Note: due to the massive datasets involved, some of these images are extremely long, and their details may be better viewed by opening them in a separate browser window.
server_usage shows around 1200 servers, focusing on their load over a minute. Lines with the same slope and undulations indicate a number of machines (most likely) carrying out the same task for the same company, indicating how coordinated much of this processing is.
server_memory is more of a heatmap using the same data, with hotter colors indicating closer to 100% memory use. Of note here is how on the one hand, a significant portion of the cluster is ‘always on’ and intensively processing, while on the other hand, a huge number of machines have low or very inefficent use throughout the day.
batch_task draws on another much larger dataset of 13000 ‘jobs’ carried out by alibaba servers over the same period. It shows when jobs start and stop throughout the day. Long lines indicate long running jobs that may take hours to finish. Shorter ‘cascades’ or ‘waterfalls’ indicate machines moving through a series of shorter jobs.

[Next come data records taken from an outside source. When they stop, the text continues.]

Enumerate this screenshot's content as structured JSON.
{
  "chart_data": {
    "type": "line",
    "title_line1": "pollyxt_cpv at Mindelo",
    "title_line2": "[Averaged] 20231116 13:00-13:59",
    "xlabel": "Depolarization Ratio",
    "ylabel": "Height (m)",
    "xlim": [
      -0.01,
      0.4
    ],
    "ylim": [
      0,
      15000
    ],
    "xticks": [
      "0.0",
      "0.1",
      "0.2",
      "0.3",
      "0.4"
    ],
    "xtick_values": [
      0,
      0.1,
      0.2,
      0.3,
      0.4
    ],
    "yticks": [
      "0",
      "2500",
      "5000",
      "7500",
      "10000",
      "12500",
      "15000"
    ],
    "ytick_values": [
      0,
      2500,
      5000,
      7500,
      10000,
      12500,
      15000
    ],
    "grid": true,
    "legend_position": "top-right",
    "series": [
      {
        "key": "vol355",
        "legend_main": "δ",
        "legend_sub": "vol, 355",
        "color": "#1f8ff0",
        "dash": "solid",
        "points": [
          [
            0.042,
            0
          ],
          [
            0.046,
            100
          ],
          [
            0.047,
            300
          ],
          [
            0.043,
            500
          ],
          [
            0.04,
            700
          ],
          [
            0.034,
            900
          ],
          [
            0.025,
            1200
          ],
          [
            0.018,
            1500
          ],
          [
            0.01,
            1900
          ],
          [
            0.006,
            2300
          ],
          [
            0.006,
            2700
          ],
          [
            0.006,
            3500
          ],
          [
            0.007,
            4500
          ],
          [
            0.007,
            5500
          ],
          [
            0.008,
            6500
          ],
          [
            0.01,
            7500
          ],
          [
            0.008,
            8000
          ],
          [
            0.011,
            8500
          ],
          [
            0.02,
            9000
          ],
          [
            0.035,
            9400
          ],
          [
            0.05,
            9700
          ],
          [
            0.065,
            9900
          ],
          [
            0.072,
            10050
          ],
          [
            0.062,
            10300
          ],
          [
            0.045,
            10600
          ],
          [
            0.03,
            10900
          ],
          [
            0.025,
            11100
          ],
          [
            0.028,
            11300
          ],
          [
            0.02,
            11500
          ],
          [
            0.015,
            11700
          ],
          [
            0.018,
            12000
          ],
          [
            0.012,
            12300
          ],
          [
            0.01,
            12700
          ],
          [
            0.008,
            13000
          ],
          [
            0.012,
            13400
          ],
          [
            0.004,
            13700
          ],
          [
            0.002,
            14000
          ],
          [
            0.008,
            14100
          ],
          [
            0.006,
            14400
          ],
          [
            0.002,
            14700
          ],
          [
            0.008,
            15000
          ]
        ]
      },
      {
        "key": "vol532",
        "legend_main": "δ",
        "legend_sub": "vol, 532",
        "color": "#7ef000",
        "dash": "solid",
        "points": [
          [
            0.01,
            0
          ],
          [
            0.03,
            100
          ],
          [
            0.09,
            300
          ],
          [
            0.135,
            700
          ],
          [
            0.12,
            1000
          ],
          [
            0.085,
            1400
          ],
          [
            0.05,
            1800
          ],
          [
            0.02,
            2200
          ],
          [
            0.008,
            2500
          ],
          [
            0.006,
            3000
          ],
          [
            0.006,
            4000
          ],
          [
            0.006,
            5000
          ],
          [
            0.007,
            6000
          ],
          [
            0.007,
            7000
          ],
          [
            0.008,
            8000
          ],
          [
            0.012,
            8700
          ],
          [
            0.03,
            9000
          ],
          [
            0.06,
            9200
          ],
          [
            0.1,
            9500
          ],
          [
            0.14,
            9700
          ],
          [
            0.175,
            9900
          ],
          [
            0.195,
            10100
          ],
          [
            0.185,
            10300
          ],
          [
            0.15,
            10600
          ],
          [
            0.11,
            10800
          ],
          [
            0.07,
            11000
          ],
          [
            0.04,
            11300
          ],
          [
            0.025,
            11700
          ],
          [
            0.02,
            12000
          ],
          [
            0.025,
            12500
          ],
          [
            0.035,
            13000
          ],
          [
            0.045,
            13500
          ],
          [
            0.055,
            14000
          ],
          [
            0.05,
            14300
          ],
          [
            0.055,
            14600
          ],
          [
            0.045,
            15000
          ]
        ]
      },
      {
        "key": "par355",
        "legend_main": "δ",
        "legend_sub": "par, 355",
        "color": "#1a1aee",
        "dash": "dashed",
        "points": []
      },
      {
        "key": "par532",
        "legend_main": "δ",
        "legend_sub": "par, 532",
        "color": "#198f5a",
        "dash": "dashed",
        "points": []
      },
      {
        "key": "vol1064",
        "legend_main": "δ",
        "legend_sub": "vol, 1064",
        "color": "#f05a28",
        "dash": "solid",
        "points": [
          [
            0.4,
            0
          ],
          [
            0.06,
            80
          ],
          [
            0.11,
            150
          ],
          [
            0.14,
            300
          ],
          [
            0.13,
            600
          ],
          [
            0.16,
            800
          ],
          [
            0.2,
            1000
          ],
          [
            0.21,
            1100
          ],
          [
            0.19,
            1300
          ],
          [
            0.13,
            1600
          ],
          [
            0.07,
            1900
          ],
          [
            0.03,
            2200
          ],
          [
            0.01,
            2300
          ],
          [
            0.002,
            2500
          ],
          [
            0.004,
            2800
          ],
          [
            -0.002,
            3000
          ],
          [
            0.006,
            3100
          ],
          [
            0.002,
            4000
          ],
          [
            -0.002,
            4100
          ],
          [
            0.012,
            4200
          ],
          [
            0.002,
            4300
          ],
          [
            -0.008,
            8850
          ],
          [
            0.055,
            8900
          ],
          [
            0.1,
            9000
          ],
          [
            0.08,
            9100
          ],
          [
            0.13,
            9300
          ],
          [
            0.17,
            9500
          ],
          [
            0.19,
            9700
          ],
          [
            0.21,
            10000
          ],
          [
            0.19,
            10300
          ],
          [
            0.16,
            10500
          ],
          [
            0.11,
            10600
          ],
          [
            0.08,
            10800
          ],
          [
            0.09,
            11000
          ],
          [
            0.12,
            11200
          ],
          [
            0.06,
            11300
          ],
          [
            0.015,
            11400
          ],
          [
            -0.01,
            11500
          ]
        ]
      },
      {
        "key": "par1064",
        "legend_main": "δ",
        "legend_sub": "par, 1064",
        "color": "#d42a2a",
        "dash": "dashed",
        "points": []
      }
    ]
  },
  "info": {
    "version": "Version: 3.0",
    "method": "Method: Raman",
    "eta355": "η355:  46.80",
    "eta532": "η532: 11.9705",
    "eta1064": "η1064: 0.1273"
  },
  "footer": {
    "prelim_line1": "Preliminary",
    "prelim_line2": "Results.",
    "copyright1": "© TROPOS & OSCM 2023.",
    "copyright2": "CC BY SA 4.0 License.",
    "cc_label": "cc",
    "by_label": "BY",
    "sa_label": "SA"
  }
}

cpu_core shows the cpus assigned to jobs over the 12 hour period. In this cluster, a job can be assigned to any one of 64 total machines. In practice, jobs are typically assigned to 4 or 8 cpus at a time, indicated by 4 or 8 lines next to each other. Alibaba attempts to balance cpu load by allocating jobs to cpus not in use. A ‘perfectly’ load balanced cluster strives to equally allocate jobs across the cluster, giving new jobs to unused cpus – in this visualization, to never have repeating lines. The visualization indicates instead that some cpus are selected repeatedly over the 12 hour period, showing up as thicker lines.
instance_status focuses on the status of 1 million Alibaba instances over time. Each pixel is one instance. Ready and Waiting instances are displayed in grey, Running in green, Terminated and Failed in red, and Cancelled and Interrupted in orange. While green dominates the image, indicating that most instances complete with no issues, a number of red and grey dots also show that waiting and failed instances are not uncommon.
mpki is a relatively technical interrogation that focuses on an industry metric termed missed-predictions-per-thousand (k)-instructions, or mpki. It refers to the ability of a processor to carry out branch prediction. In order to achieve optimal processing, this number should be as close to zero as possible. The color scheme here ranges from blue to pink, using a scale of 0 – 20 mpki. The sea of blue in the image thus indicates very low misses and high processor performance. Yet the dappled pink dots interspersed throughout show that processing is not perfect, and up to 20 predictions per 1000 can be missed at times.
The images below take two forms: dashboards and DCIM. Dashboards are used by cloud providers such as Amazon Web Services and Microsoft Azure to show customers the instances they are using, the costs they are incurring, the status of particular jobs, and so on. DCIM software, by contrast, is the acronym for data center infrastructure management. DCIM is used by data centers to provide them with an overview of their facilities, including temperature, energy input, safety notifications, etc. DCIM software can also be used to test alternate configurations, allowing an engineer, for instance, to test the result of installing new memory or cooling in their cluster before they make the change in the real world.